Toward a More Competitive Colorado report released
Annual benchmark study examines competitive factors related to economic growth
TMCC CoverThe Metro Denver Economic Development Corporation (Metro Denver EDC) released on Nov. 18, 2013, the ninth edition of Toward a More Competitive Colorado (TMCC), an annual benchmark report of Colorado’s strengths, challenges, and opportunities for future job growth and economic expansion.
First published in 2005, TMCC is the foremost effort to compare Colorado’s competitive position against the other 49 states. The study is researched and developed by the Metro Denver EDC’s Chief Economist, Patty Silverstein of Development Research Partners, and is presented in cooperation with Wells Fargo.
“The good news again is that Colorado continues to rank among the most economically competitive states in the United States in key measures such as job growth, innovation, and technology concentration,” said Tom Clark, CEO of the Metro Denver EDC.
Clark pointed to Colorado’s overall ascent in adding new jobs—ranking fifth highest in the United States for employment growth, a drastic change from its 49th place rank in 2002. In addition, Colorado has regained the No. 2 spot behind Massachusetts for the percentage of residents with a bachelor’s degree or higher, making the state highly competitive for attracting companies.

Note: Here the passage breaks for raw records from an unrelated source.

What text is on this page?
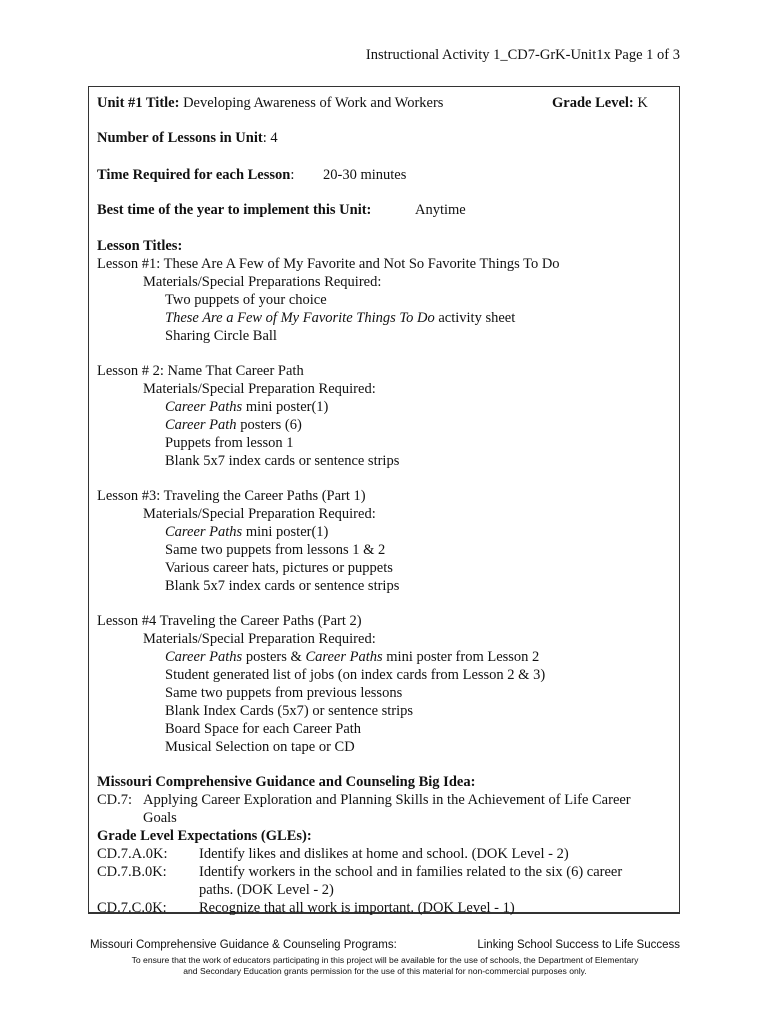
Instructional Activity 1_CD7-GrK-Unit1x Page 1 of 3
Unit #1 Title: Developing Awareness of Work and Workers	Grade Level: K
Number of Lessons in Unit: 4
Time Required for each Lesson: 20-30 minutes
Best time of the year to implement this Unit:	Anytime
Lesson Titles:
Lesson #1: These Are A Few of My Favorite and Not So Favorite Things To Do
Materials/Special Preparations Required:
Two puppets of your choice
These Are a Few of My Favorite Things To Do activity sheet
Sharing Circle Ball
Lesson # 2: Name That Career Path
Materials/Special Preparation Required:
Career Paths mini poster(1)
Career Path posters (6)
Puppets from lesson 1
Blank 5x7 index cards or sentence strips
Lesson #3: Traveling the Career Paths (Part 1)
Materials/Special Preparation Required:
Career Paths mini poster(1)
Same two puppets from lessons 1 & 2
Various career hats, pictures or puppets
Blank 5x7 index cards or sentence strips
Lesson #4 Traveling the Career Paths (Part 2)
Materials/Special Preparation Required:
Career Paths posters & Career Paths mini poster from Lesson 2
Student generated list of jobs (on index cards from Lesson 2 & 3)
Same two puppets from previous lessons
Blank Index Cards (5x7) or sentence strips
Board Space for each Career Path
Musical Selection on tape or CD
Missouri Comprehensive Guidance and Counseling Big Idea:
CD.7: Applying Career Exploration and Planning Skills in the Achievement of Life Career
Goals
Grade Level Expectations (GLEs):
CD.7.A.0K: Identify likes and dislikes at home and school. (DOK Level - 2)
CD.7.B.0K: Identify workers in the school and in families related to the six (6) career
paths. (DOK Level - 2)
CD.7.C.0K: Recognize that all work is important. (DOK Level - 1)
Missouri Comprehensive Guidance & Counseling Programs:	Linking School Success to Life Success
To ensure that the work of educators participating in this project will be available for the use of schools, the Department of Elementary
and Secondary Education grants permission for the use of this material for non-commercial purposes only.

But on a cautionary note, Clark further explained that while Colorado is performing well in attracting jobs and investment to the state, one of its neighboring states and primary economic development competitors—Utah—is surpassing Colorado in areas such as R&D expenditures, high-school dropout rates, and job growth.
“Colorado would be well-served to examine its once economically weak neighbor because Utah is gaining significant ground on our state,” said Clark.
And despite low sales and income tax rates, Colorado’s tax structure remains cumbersome and is potentially making the state less competitive, according to Silverstein.
“A continuing issue for Colorado is its tax structure, and little progress is apparent in making the tax structure more aligned with promoting economic growth,” explained Silverstein.
Notably, Colorado has the lowest state sales tax rate (of states that levy a sales tax); but when local tax burdens are included, the state ranks as having the seventh-highest state and local sales tax burden.
Silverstein highlighted that as a result of continued tax structure challenges, Colorado’s rank in the Tax Foundation’s State Business Tax Climate Index has fallen from 10th in 2007 to 19th in 2013.
Another competitive advantage for Colorado is the health of its residents. Colorado dominates the nation with the lowest obesity rate and the highest level of physical fitness, in addition to taking the No. 2 spot for overall happiness and wellbeing.
TMCC also draws attention to the state’s challenges when it comes to maintaining our highways. According to the benchmark data, Colorado ranked 19th best in 2000 in an analysis of highway performance among the states. Today, Colorado is 10th worst.
“By 2050, Colorado’s Front Range population will surpass five million people—the population of the entire state today,” said Clark. “If new roads and rail are not built, the result will be clogged highways and a distressed environment for our state.”
The ninth edition of TMCC also analyzes Colorado’s place as a global competitor, with new international rankings for available data points.